Analogous to the situation for frameworks in the Euclidean plane, an infinitesimally rigid \(C_2\)-symmetric framework on \({\mathcal {Y}}\) does not necessarily have a spanning isostatic subframework with the same symmetry. An example is depicted in Fig. 17. Thus, for symmetric frameworks on \({\mathcal {Y}}\), infinitesimal rigidity can in general not be characterised in terms of symmetric isostatic subframeworks. To analyse symmetric frameworks for infinitesimal rigidity, rather than isostaticity, a different approach (similar to the one in [25], for example) may be needed. Surprisingly, it turns out that for \(C_i\) and \(C_s\) the situation is special and a simplified version of the approach in [25] may be applied in combination with Theorems 6.3 and 8.4 to deduce the following characterisation of symmetric infinitesimal rigidity. We refer the reader to [28] for the proof.

Fig. 17

A \(C_2\)-rigid graph where no vertex or edge is fixed by the half-turn. There is no (2, 2)-\(C_2\)-tight spanning subgraph

Theorem 9.3

For \(\tau (\Gamma ) \in \{C_i, C_s\},\) a graph \((G,\phi )\) is \(\tau (\Gamma )\)-infinitesimally rigid if and only if \((G,\phi )\) has a spanning subgraph H that is (2, 2)-\(\tau (\Gamma )\)-tight.
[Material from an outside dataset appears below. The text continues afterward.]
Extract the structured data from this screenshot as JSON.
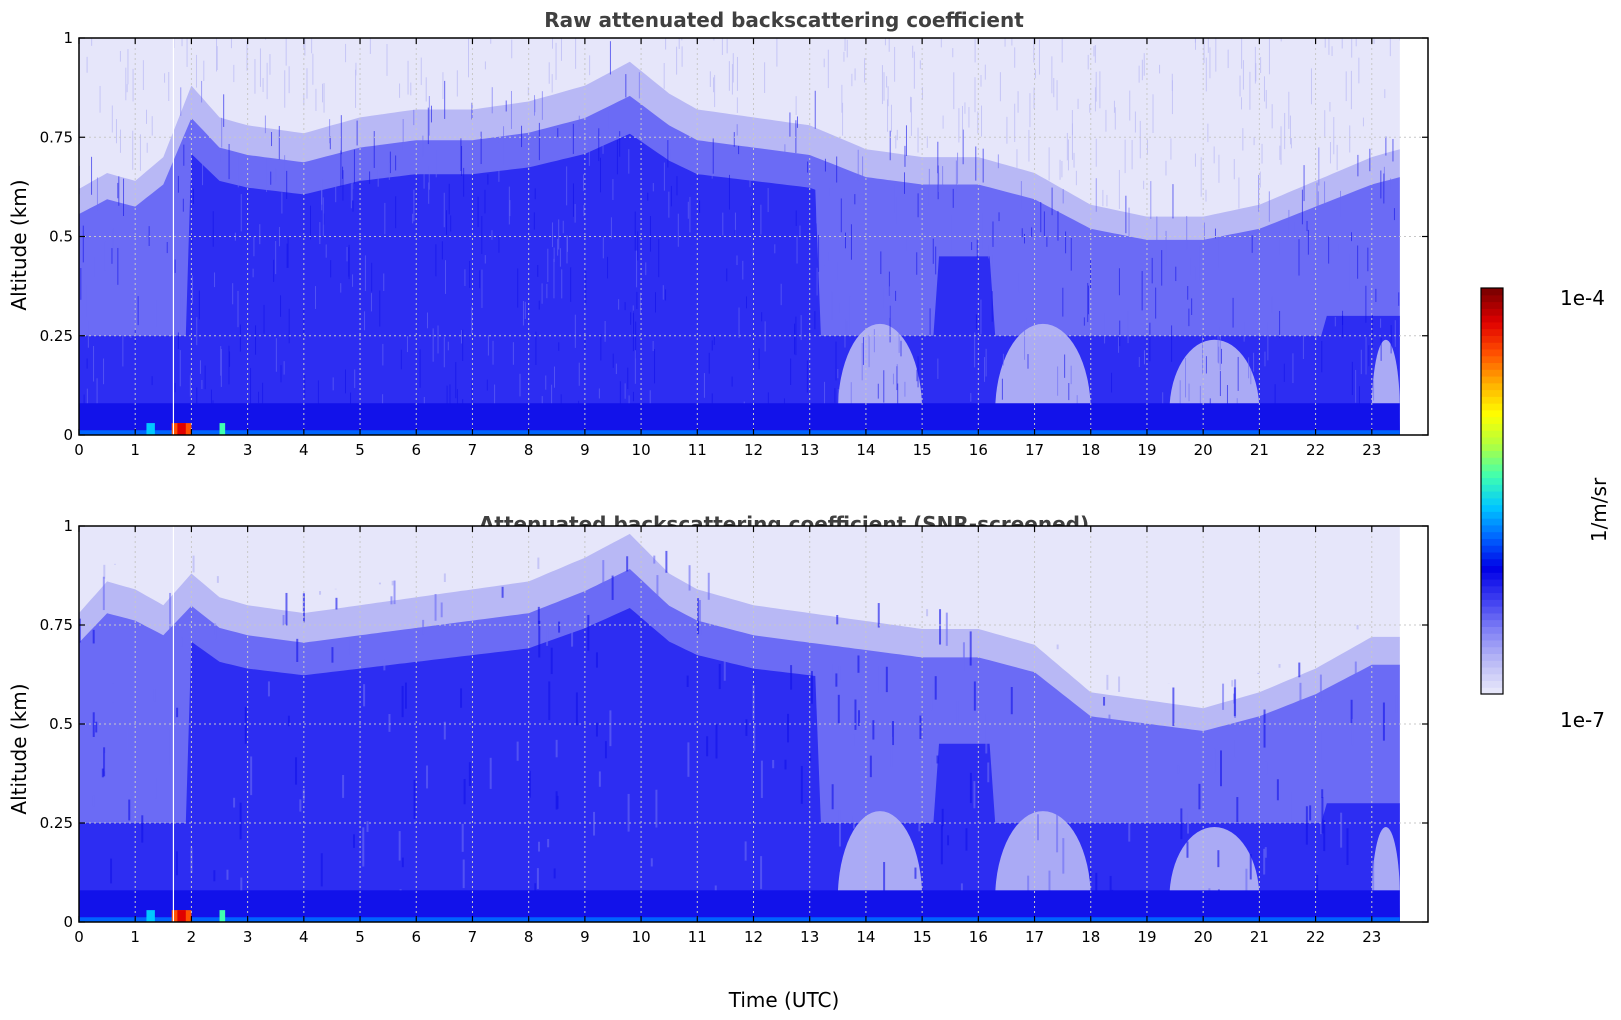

It would be interesting to continue the line of investigation initiated in this paper by looking at other surfaces. As mentioned in the introduction in the case of the sphere we can use the proof technique of Sect. 3 to derive the following theorem. See [28] for details.

Theorem 9.4

Any \(\tau (\Gamma )\)-symmetric isostatic framework on the sphere will have the following restrictions:

\(\tau (\Gamma )\)	\(\text {Number of edges and vertices fixed by symmetry operations}\)
\(C_s\)	\(e_{\sigma } = 1\)
\(C_2\)	\(e_{2} = 1\)
\(C_3\)	\(e_3 = v_3 = 0\)
\(C_{2v}\)	\(e_{\sigma } = e_{2} = 1, v_{2} = 0\)
\(C_{3v}\)	\(e_{3} = 0, v_{3}=0, e_{\sigma } = e_{\sigma '} = e_{\sigma ''} = 1\)
\(D_{3}\)	\(e_{3} = 0, v_{3}= v_{2'} = 0, e_{2'} = 1\)
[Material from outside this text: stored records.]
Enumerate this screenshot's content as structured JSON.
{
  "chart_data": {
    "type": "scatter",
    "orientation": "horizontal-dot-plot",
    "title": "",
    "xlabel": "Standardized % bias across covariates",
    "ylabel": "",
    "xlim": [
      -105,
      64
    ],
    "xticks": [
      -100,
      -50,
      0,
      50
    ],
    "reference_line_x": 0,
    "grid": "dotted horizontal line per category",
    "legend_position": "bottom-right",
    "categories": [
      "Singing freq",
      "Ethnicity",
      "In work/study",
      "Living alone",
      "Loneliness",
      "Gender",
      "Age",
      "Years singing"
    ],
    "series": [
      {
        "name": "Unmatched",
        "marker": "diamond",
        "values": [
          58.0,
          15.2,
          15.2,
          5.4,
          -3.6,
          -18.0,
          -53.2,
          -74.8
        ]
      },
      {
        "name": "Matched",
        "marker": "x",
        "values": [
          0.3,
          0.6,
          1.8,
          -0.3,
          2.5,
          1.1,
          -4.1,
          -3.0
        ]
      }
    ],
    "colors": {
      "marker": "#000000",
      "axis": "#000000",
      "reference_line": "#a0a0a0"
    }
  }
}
There is a precise geometric correspondence between infinitesimal rigidity in the plane and on the sphere (see [7] for details) and this extends to symmetric frameworks for any plane symmetry group [4]. By applying this projective correspondence alongside the results of [4] alongside [22, 23] we immediately obtain precise analogues of our main result for \(C_s,C_2\) and \(C_3\) symmetry groups on the sphere. The next two cases, \(C_{2v}\) and \(C_{3v}\), remain open in the plane and hence the same tactic is unavailable. That leaves \(D_3\) which does not exist as a symmetry group in the plane. However this group, due to the higher order of the group, is unlikely to be straightforward.
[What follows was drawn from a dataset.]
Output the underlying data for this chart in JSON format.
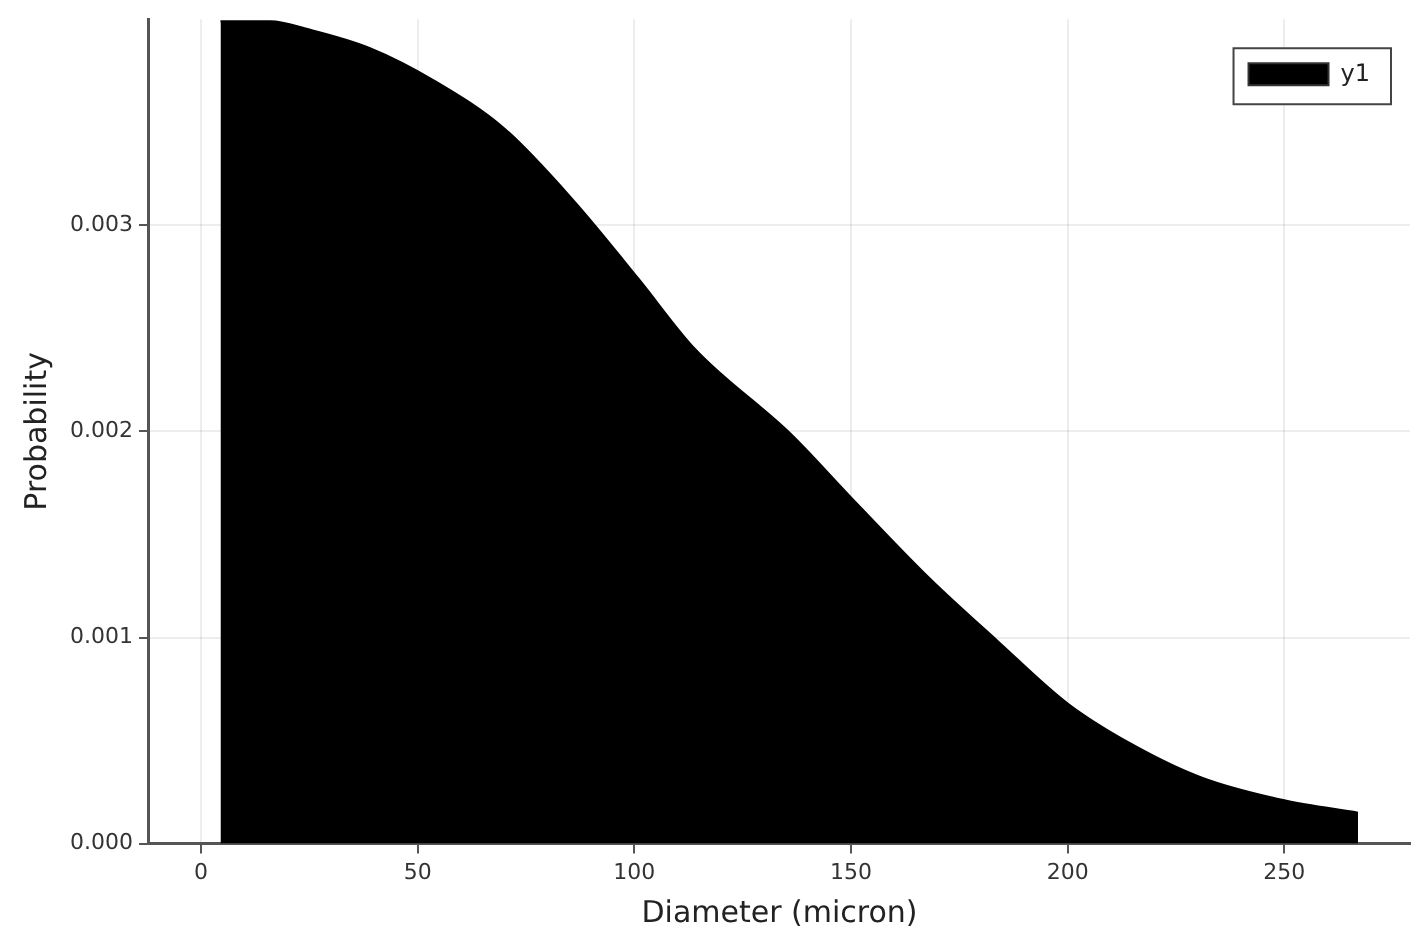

In [18] surfaces with one ambient rigid motion were analysed and, combinatorially, the necessary change in the count is from (2, 2)-tight to (2, 1)-tight.² We expect that elaborations of our techniques would be possible for a small number of groups; interestingly, which groups are tractable may depend on the choice of which surface with one ambient rigid motion is chosen. However, a possibly more tractable and more widely applicable problem is to move to linearly constrained frameworks (see, for example, [6]). These frameworks, in the 3-dimensional case, model ‘generic surfaces’, but the concept is easily adaptable to arbitrary dimension where some interesting results are known [6, 12].